I want to share a personal experience a had a couple of years back. I have always had a somewhat sensitive stomach. Suddenly I started getting severe problems with my digestive system. Every time I ate my stomach bloated, I got terrible cramps in my stomach and had to run to the bathroom 6-12 times a day. This went on for a couple of months and finally I went to the doctor. They performed gastroscopy and colonoscopy, and then diagnosed me with IBS (Irritable Bowel Syndrome). There isn’t really any treatment for IBS except avoiding things that are not good for you. So I quit eating dairy products. I quit eating meat. I quit eating vegetables. Nothing helped. The only thing I could eat without getting cramps and diarrhea was eggs and banana. So that’s what I did. I eat eggs and banana morning, day and night, month after month. Two eggs and a banana for breakfast. Two eggs and a banana for lunch. Two eggs and a banana for supper.

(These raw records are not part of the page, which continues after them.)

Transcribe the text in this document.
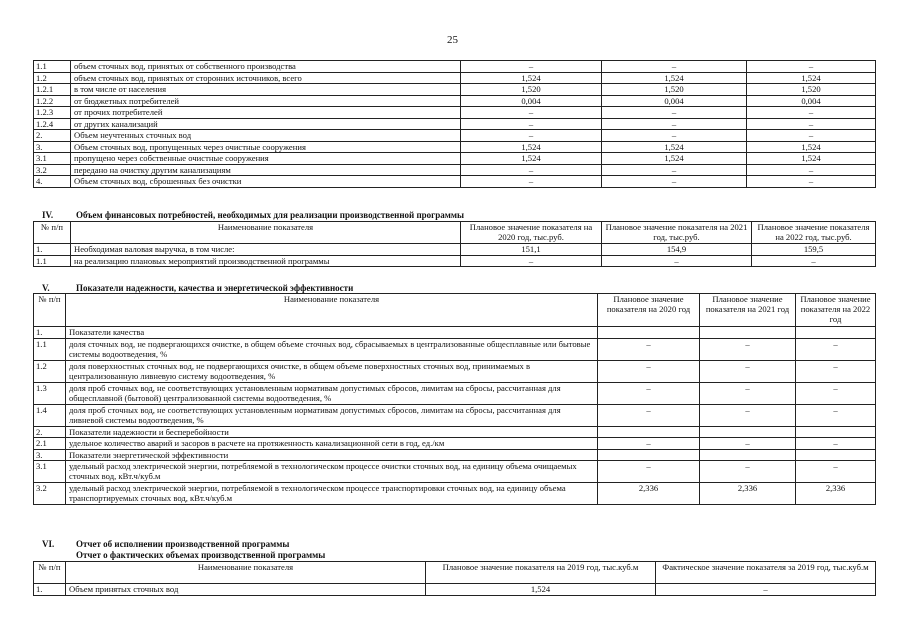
25
1.1	объем сточных вод, принятых от собственного производства	–	–	–
1.2	объем сточных вод, принятых от сторонних источников, всего	1,524	1,524	1,524
1.2.1	в том числе от населения	1,520	1,520	1,520
1.2.2	от бюджетных потребителей	0,004	0,004	0,004
1.2.3	от прочих потребителей	–	–	–
1.2.4	от других канализаций	–	–	–
2.	Объем неучтенных сточных вод	–	–	–
3.	Объем сточных вод, пропущенных через очистные сооружения	1,524	1,524	1,524
3.1	пропущено через собственные очистные сооружения	1,524	1,524	1,524
3.2	передано на очистку другим канализациям	–	–	–
4.	Объем сточных вод, сброшенных без очистки	–	–	–
IV.	Объем финансовых потребностей, необходимых для реализации производственной программы
№ п/п	Наименование показателя	Плановое значение показателя на 2020 год, тыс.руб.	Плановое значение показателя на 2021 год, тыс.руб.	Плановое значение показателя на 2022 год, тыс.руб.
1.	Необходимая валовая выручка, в том числе:	151,1	154,9	159,5
1.1	на реализацию плановых мероприятий производственной программы	–	–	–
V.	Показатели надежности, качества и энергетической эффективности
№ п/п	Наименование показателя	Плановое значение показателя на 2020 год	Плановое значение показателя на 2021 год	Плановое значение показателя на 2022 год
1.	Показатели качества			
1.1	доля сточных вод, не подвергающихся очистке, в общем объеме сточных вод, сбрасываемых в централизованные общесплавные или бытовые системы водоотведения, %	–	–	–
1.2	доля поверхностных сточных вод, не подвергающихся очистке, в общем объеме поверхностных сточных вод, принимаемых в централизованную ливневую систему водоотведения, %	–	–	–
1.3	доля проб сточных вод, не соответствующих установленным нормативам допустимых сбросов, лимитам на сбросы, рассчитанная для общесплавной (бытовой) централизованной системы водоотведения, %	–	–	–
1.4	доля проб сточных вод, не соответствующих установленным нормативам допустимых сбросов, лимитам на сбросы, рассчитанная для ливневой системы водоотведения, %	–	–	–
2.	Показатели надежности и бесперебойности			
2.1	удельное количество аварий и засоров в расчете на протяженность канализационной сети в год, ед./км	–	–	–
3.	Показатели энергетической эффективности			
3.1	удельный расход электрической энергии, потребляемой в технологическом процессе очистки сточных вод, на единицу объема очищаемых сточных вод, кВт.ч/куб.м	–	–	–
3.2	удельный расход электрической энергии, потребляемой в технологическом процессе транспортировки сточных вод, на единицу объема транспортируемых сточных вод, кВт.ч/куб.м	2,336	2,336	2,336
VI. Отчет об исполнении производственной программы
Отчет о фактических объемах производственной программы
№ п/п	Наименование показателя	Плановое значение показателя на 2019 год, тыс.куб.м	Фактическое значение показателя за 2019 год, тыс.куб.м
1.	Объем принятых сточных вод	1,524	–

To make a long story short… after 6 months my stomach was as good as perfect and I started eating a more varied diet. (I still don’t eat meat and dairy products except 2-3 times a month.) But I was worried from all my egg consumption, so I asked the doctor to check my cholesterol level. It was perfect! After eating 6 eggs a day for 6 months the cholesterol levels were exactly as they should. To this day I still eat 10-15 eggs a week.
So how to think about egg consumption?
If you have a lifestyle meaning you don’t take very good care of your body, you will most likely fall in the range of people who should be careful with their egg consumption. You are probably at risk for cardiovascular diseases and need to look into your overall diet and lifestyle.
If you are a healthy person with a healthy lifestyle you can probably keep eating your eggs and don’t worry. Overdoing something is never good whether it’s eggs or something else, but as long as you have a varied and nutritious diet you don’t need to worry. And a good way to find out how you’re doing is actually to have your doctor check your cholesterol levels.